Nichts hat Arno Schmidt so empört wie die Wiederaufrüstung in der jungen Bundesrepublik und die Gleichgültigkeit seiner Zeitgenossen gegenüber den Kriegen in der Welt. Seine Kindheit im Ersten Weltkrieg, die spätere bittere Soldatenzeit und die anschließende Gefangenschaft hatten den Autor gelehrt, den Krieg zu fürchten. Nationalsozialismus, Kriegstraumata, Flucht und Rüstung werden für ihn bereits zu literarischen Motiven, als sich seine Umwelt noch in Wiederaufbau und Verdrängung flüchtet. Schmidts dystopische Romane hingegen erzählen vom Leben nach den vernichtenden Atomschlägen eines Dritten Weltkriegs: Mutanten auf der Erde, letzte Menschenkolonien auf dem Mond.

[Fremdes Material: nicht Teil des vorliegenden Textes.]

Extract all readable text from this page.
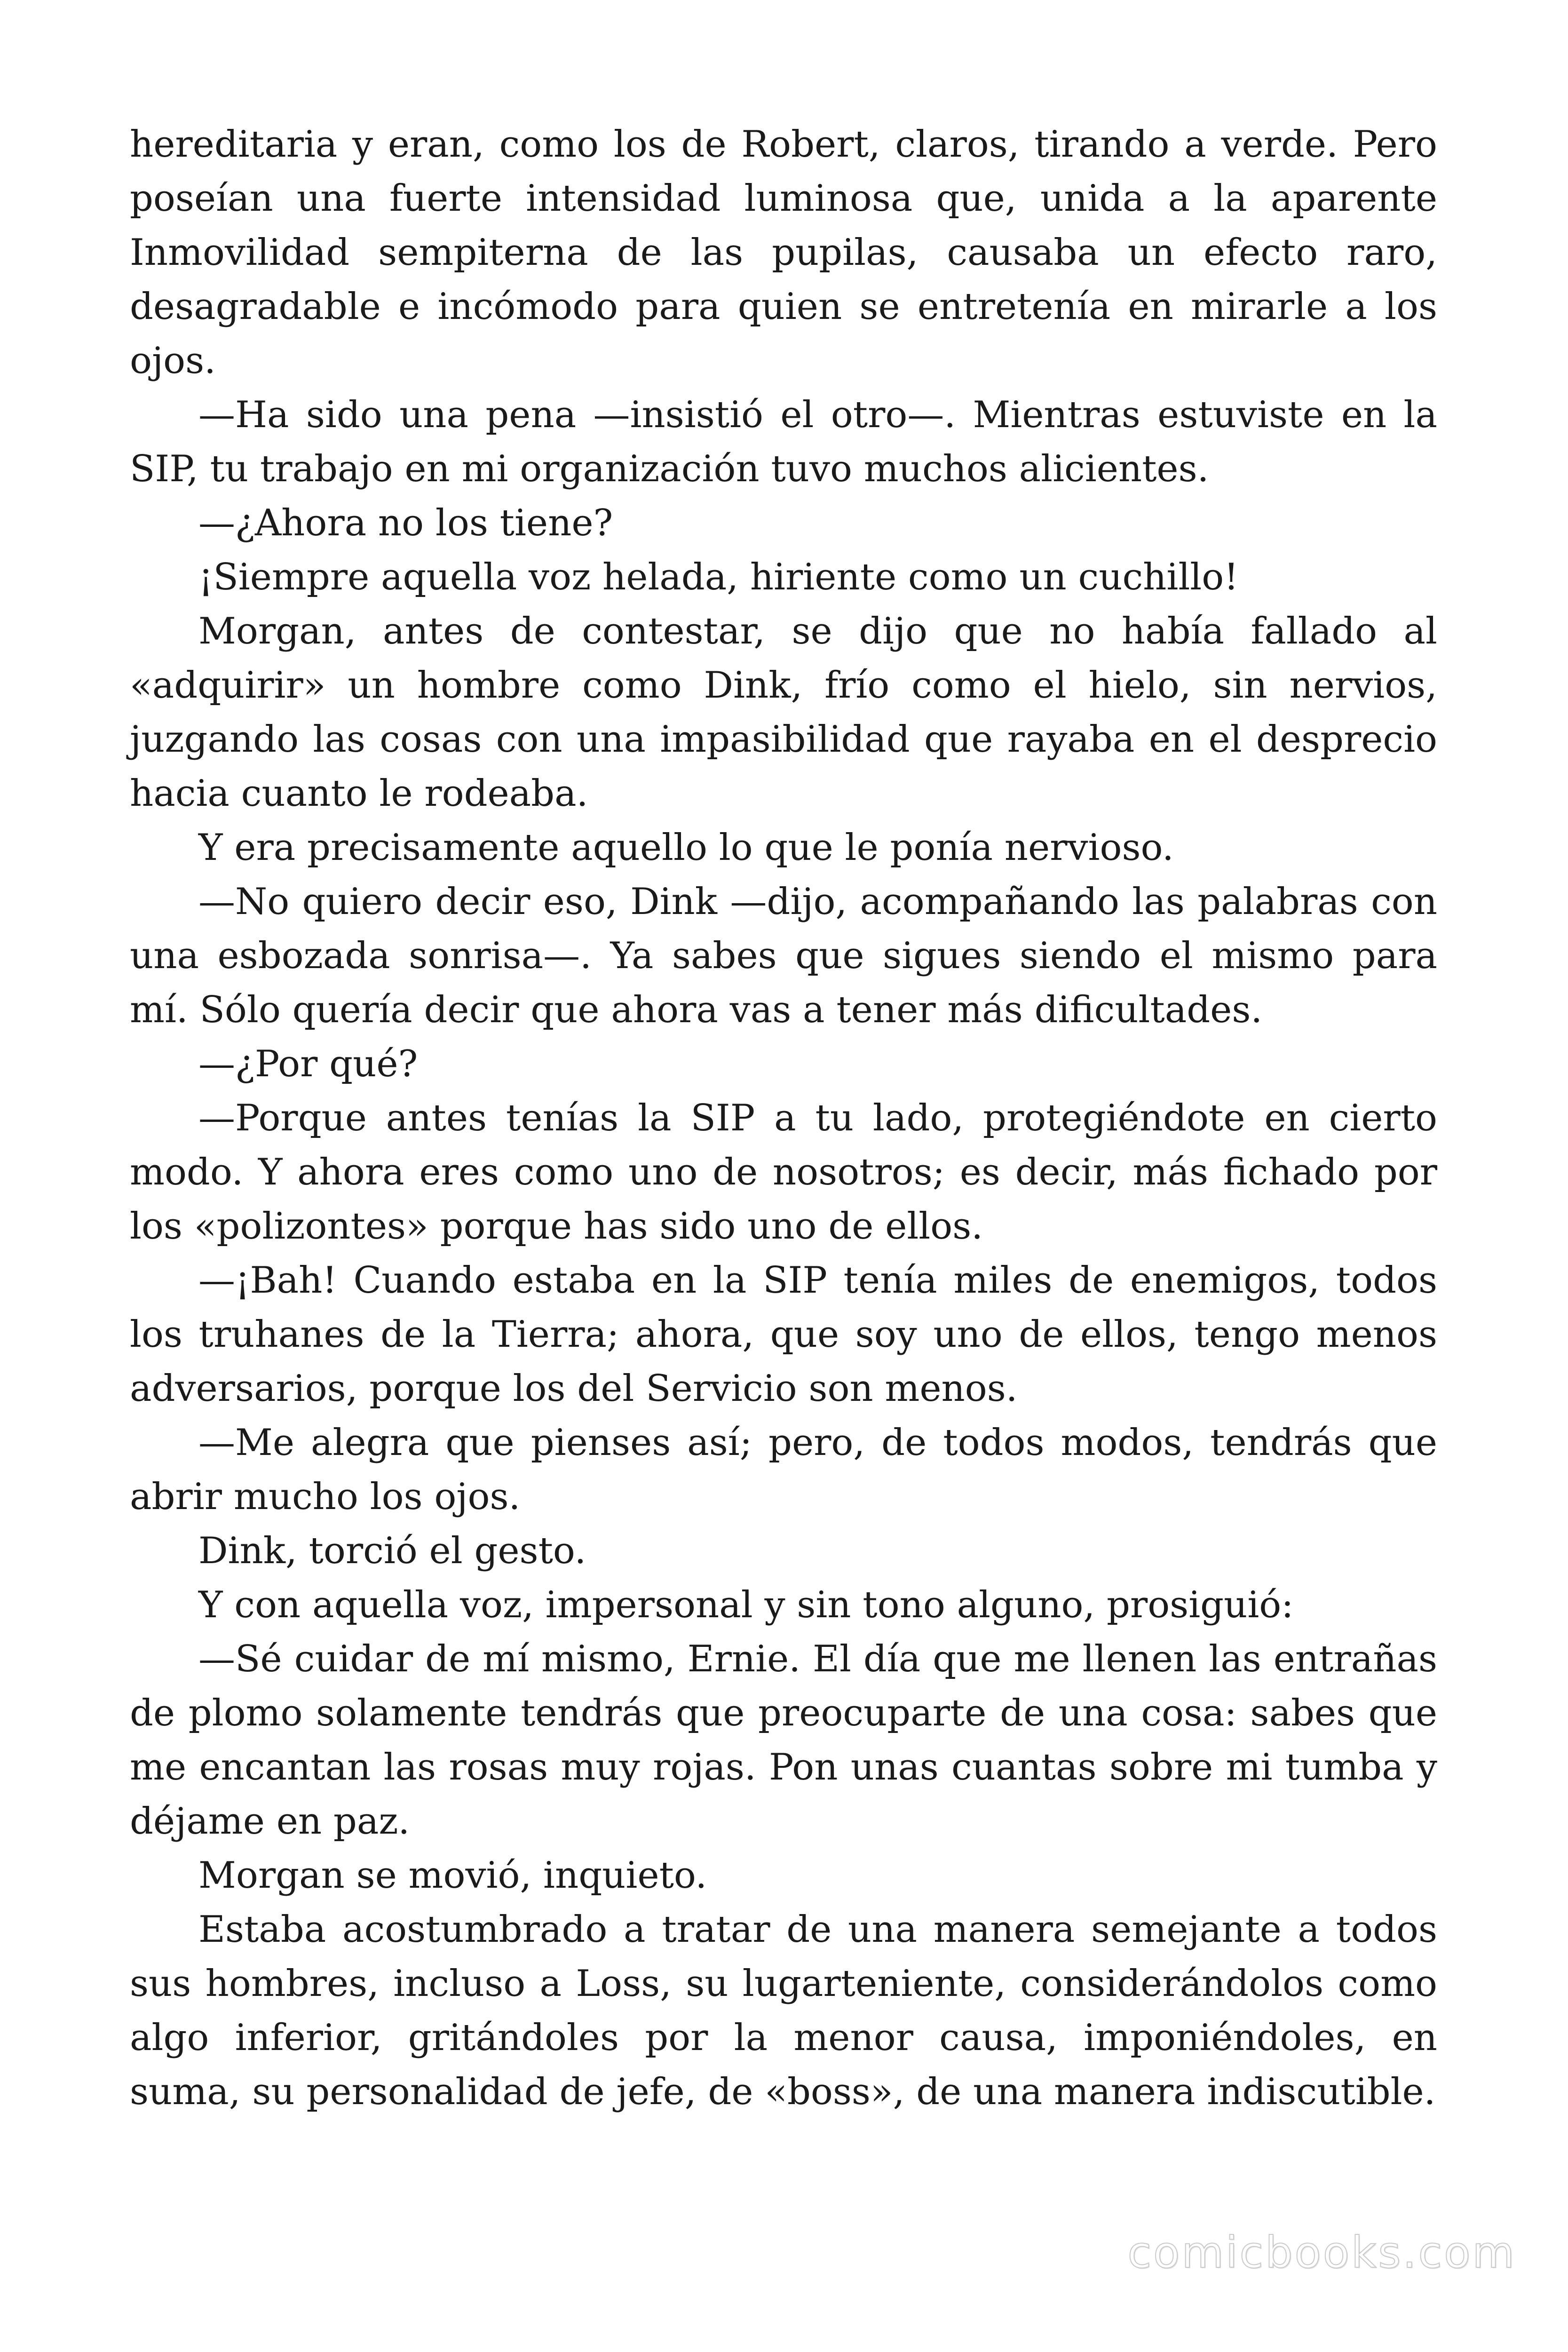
hereditaria y eran, como los de Robert, claros, tirando a verde. Pero poseían una fuerte intensidad luminosa que, unida a la aparente Inmovilidad sempiterna de las pupilas, causaba un efecto raro, desagradable e incómodo para quien se entretenía en mirarle a los ojos.

—Ha sido una pena —insistió el otro—. Mientras estuviste en la SIP, tu trabajo en mi organización tuvo muchos alicientes.

—¿Ahora no los tiene?

¡Siempre aquella voz helada, hiriente como un cuchillo!

Morgan, antes de contestar, se dijo que no había fallado al «adquirir» un hombre como Dink, frío como el hielo, sin nervios, juzgando las cosas con una impasibilidad que rayaba en el desprecio hacia cuanto le rodeaba.

Y era precisamente aquello lo que le ponía nervioso.

—No quiero decir eso, Dink —dijo, acompañando las palabras con una esbozada sonrisa—. Ya sabes que sigues siendo el mismo para mí. Sólo quería decir que ahora vas a tener más dificultades.

—¿Por qué?

—Porque antes tenías la SIP a tu lado, protegiéndote en cierto modo. Y ahora eres como uno de nosotros; es decir, más fichado por los «polizontes» porque has sido uno de ellos.

—¡Bah! Cuando estaba en la SIP tenía miles de enemigos, todos los truhanes de la Tierra; ahora, que soy uno de ellos, tengo menos adversarios, porque los del Servicio son menos.

—Me alegra que pienses así; pero, de todos modos, tendrás que abrir mucho los ojos.

Dink, torció el gesto.

Y con aquella voz, impersonal y sin tono alguno, prosiguió:

—Sé cuidar de mí mismo, Ernie. El día que me llenen las entrañas de plomo solamente tendrás que preocuparte de una cosa: sabes que me encantan las rosas muy rojas. Pon unas cuantas sobre mi tumba y déjame en paz.

Morgan se movió, inquieto.

Estaba acostumbrado a tratar de una manera semejante a todos sus hombres, incluso a Loss, su lugarteniente, considerándolos como algo inferior, gritándoles por la menor causa, imponiéndoles, en suma, su personalidad de jefe, de «boss», de una manera indiscutible.

comicbooks.com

Dieses Lesebuch beginnt mit Leviathan, der frühen Erzählung vom Ende des Zweiten Weltkriegs, und gibt mit vielen Ausschnitten aus Erzählungen, Romanen und Essays einen Überblick über ein zentrales Thema in Schmidts Literatur.
Rezension:
»Schmidt hat an Verdrängung kein Interesse, sondern thematisiert den fließenden Übergang vom deutschen Faschismus zu einer von lauter ehemaligen Faschisten bevölkerten Demokratie.« Thomas Blum neues deutschland 20241204
Arno Schmidt wurde am 18. Januar 1914 in Hamburg geboren. Nachdem er kurz nach Ende des Zweiten Weltkriegs aus englischer Kriegsgefangenschaft entlassen worden war, arbeitete er zunächst als Dolmetscher, von 1947 an als freier Schriftsteller. Nach Stationen in Cordingen, Kastel an der Saar und Darmstadt zog er 1958 mit seiner Frau Alice nach Bargfeld (Kreis Celle), wo er bis zu seinem Tod zurückgezogen lebte. Von 1949 an, als seine Erzählung Leviathan in Buchform erschien, entstanden Romane, Dialoge zur Literatur für den Rundfunk, Essays und biographische Arbeiten, darunter sein Hauptwerk Zettel's Traum, 1334 DIN-A3-Seiten stark und über zehn Kilo schwer. Aufgrund des komplexen Layouts konnte es 1970 nur als Faksimile des Typoskripts erscheinen; erst seit 2010 liegt es in gesetzter Form vor. Arno Schmidt starb am 3. Juni 1979 in Celle. Zwei Jahre nach seinem Tod gründeten seine Frau Alice und Jan Philipp Reemtsma die Arno Schmidt Stiftung. Susanne Fischer, 1960 in Hamburg geboren, Journalistin und Schriftstellerin, arbeitet als Geschäftsführerin der Arno Schmidt Stiftung. Sie ist u.a. Mitherausgeberin der Bargfelder Ausgabe der Werke Arno Schmidts und Herausgeberin der Tagebücher von Schmidts Ehefrau Alice. 2013 wurde sie mit dem Ben-Witter-Preis ausgezeichnet. Susanne Fischer lebt in einem kleinen Dorf bei Celle. Michaela Nowotnick ist seit 2018 wissenschaftliche Mitarbeiterin der Arno Schmidt Stiftung. Neben der Arbeit zu Arno Schmidt liegen weitere Forschungsschwerpunkte auf rumäniendeutscher Literatur, DDR-Literatur und literarischen Archiven.